The total runs scored, the number of wickets that fell, and whether the innings was declared (for multi-day matches) are compared across the scorecards to ensure that each field matches.

Fall of wicket checks

Number of fallen wickets

Checks that the number of wickets listed in the “fall of wickets” section of the innings matches across sites. I actually do some extra work for this check, due to different ways sites deal with batters who retire hurt. The ICC include such batters in the “fall of wickets” section, but with the number of the wicket that is the same as the previous entry, ESPNcricinfo include the same batter but indicate the reason, while CricketArchive don’t include the retired batter at all. I exclude the retired hurt batters from the ICC and ESPNcricinfo lists to make comparison easier.

Details for each fallen wicket

As well as checking for the number of fallen wickets in an innings I also check the details of each individual fallen wicket entry. This involves checking the wicket number, and score at the time of the wicket, as well as the delivery on which the wicket occurred (if available). For CricketArchive, generally the delivery for the fall of a wicket is recorded in the form 11.5 (or similar), however if the final wicket of an innings falls on the last ball of the final over the delivery is recorded differently with the over number alone being used. I adjust for this in order to make comparisons possible.

Batter checks

Number of batters

The simplest check I do with regards to batters in an innings is to check that the various scorecards have the same number of batters listed for the innings. This doesn’t include any players who didn’t bat simply because they didn’t get in or were absent hurt.

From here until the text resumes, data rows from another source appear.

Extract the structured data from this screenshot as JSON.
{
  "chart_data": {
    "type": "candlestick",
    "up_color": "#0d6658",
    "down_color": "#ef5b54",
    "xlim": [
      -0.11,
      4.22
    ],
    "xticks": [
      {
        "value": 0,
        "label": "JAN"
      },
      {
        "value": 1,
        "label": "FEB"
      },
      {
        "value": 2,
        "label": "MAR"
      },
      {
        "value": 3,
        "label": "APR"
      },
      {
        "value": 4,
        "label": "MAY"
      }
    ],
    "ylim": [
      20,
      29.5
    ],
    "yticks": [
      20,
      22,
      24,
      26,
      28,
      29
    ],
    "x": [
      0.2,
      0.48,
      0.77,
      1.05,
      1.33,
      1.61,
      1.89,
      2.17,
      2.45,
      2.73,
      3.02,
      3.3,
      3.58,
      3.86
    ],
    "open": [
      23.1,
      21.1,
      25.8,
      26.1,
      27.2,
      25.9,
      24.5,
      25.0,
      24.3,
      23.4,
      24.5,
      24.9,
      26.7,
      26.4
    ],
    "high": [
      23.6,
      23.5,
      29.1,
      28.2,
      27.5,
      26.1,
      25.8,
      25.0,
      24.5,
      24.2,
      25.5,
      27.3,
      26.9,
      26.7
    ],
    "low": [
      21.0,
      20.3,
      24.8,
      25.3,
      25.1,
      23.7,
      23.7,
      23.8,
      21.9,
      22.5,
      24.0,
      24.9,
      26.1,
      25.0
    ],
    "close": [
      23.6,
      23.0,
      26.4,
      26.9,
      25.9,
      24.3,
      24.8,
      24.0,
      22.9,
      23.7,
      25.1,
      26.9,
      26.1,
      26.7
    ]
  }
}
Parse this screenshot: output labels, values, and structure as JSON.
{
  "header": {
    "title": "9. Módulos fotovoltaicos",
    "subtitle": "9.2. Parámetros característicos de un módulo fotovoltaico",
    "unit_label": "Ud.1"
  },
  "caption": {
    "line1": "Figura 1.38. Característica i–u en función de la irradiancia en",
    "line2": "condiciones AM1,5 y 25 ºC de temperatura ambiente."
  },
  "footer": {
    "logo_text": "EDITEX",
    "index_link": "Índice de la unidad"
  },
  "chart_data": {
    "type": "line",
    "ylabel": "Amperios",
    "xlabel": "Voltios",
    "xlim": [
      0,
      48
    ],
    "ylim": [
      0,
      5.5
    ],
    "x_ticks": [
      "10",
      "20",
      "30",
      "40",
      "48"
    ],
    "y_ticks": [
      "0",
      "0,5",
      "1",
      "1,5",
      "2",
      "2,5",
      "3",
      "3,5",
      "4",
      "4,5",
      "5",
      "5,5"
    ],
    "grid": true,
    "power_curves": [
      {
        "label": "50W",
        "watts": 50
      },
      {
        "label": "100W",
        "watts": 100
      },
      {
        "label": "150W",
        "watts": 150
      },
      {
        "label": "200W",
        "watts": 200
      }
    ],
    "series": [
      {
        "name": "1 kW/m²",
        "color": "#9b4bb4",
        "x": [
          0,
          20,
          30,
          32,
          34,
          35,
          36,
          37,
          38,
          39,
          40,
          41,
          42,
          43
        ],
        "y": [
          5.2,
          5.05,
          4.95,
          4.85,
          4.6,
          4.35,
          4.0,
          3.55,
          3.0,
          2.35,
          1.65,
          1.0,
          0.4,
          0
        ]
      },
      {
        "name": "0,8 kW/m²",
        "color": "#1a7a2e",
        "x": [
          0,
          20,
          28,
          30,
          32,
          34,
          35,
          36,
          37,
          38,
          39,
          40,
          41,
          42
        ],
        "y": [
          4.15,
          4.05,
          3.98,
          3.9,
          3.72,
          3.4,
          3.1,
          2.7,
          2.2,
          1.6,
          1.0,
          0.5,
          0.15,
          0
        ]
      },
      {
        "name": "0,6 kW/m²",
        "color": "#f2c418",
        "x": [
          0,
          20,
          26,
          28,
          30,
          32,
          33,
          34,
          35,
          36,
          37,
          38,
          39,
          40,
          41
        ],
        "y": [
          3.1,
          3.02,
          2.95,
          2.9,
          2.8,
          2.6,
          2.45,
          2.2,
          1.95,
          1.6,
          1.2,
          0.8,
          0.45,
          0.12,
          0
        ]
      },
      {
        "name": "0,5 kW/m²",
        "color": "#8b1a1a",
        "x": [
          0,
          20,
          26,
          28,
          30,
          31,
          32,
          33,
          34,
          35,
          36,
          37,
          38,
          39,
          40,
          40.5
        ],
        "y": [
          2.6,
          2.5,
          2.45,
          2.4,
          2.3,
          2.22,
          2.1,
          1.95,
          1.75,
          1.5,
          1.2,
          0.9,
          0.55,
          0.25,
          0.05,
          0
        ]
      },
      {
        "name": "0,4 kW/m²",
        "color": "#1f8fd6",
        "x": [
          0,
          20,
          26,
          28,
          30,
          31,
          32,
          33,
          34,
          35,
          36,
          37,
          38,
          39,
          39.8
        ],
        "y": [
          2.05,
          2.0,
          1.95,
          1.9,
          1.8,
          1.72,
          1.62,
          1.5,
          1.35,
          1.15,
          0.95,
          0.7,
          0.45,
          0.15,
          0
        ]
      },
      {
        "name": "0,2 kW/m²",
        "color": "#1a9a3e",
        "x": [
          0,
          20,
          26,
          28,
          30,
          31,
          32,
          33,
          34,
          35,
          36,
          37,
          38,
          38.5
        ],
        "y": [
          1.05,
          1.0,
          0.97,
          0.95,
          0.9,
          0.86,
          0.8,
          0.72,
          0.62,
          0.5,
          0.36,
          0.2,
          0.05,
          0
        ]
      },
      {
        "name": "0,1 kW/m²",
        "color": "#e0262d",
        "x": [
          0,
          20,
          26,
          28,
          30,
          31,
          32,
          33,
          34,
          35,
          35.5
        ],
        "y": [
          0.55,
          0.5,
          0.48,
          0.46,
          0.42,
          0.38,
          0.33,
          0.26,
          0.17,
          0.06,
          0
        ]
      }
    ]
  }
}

Number of players who did not bat

This check compares the scorecards to ensure that the number of players listed as not having batted in the innings are the same. Absent hurt batters are not included in this. Surprisingly this could be a source of discrepancies between sources, as there isn’t yet an agreed standard for including or excluding players who come into a team as concussion substitutes, some sites including them and some not. For that reason if there is a discrepancy due to that difference in approach (but only for that reason) I don’t regard such discrepancies as actual errors.

Number of players who were absent hurt

The last batter number-based check is one for the number of absent hurt players in an innings.

Details for each batter

One of the more complicated checks takes place when I validate each batter. Right now I check any batting figures that appear on 2 or more scorecards for the batter, as well as the dismissal method (if the batter was out). Most figures must match exactly, however I do allow a slight leeway (of 0.01 runs) for the strike rate, as different sites use different methods of rounding.

The actual person who batted is also checked to ensure that the scorecards don’t have different players even if the other details match. Doing this alone caused me to start another project to allow people to be easily mapped across sites, and some day soon I’ll release the details of that.

Bowler checks

Number of bowlers

As with batters, the simplest check I do with regards to bowlers in an innings is to check that the various scorecards have the same number of bowlers listed for the innings.

Details for each bowler

As with batters, one of the more complicated checks takes place when I validate each bowler. Right now I check any bowling figures that appear on 2 or more scorecards for the bowler. Most figures must match exactly, however I do allow a slight leeway (of 0.01 runs) for the economy rate, as different sites use different methods of rounding.

The actual person who bowled is also checked to ensure that the scorecards don’t have different players even if the other details match. This follows the same procedure used for the batters.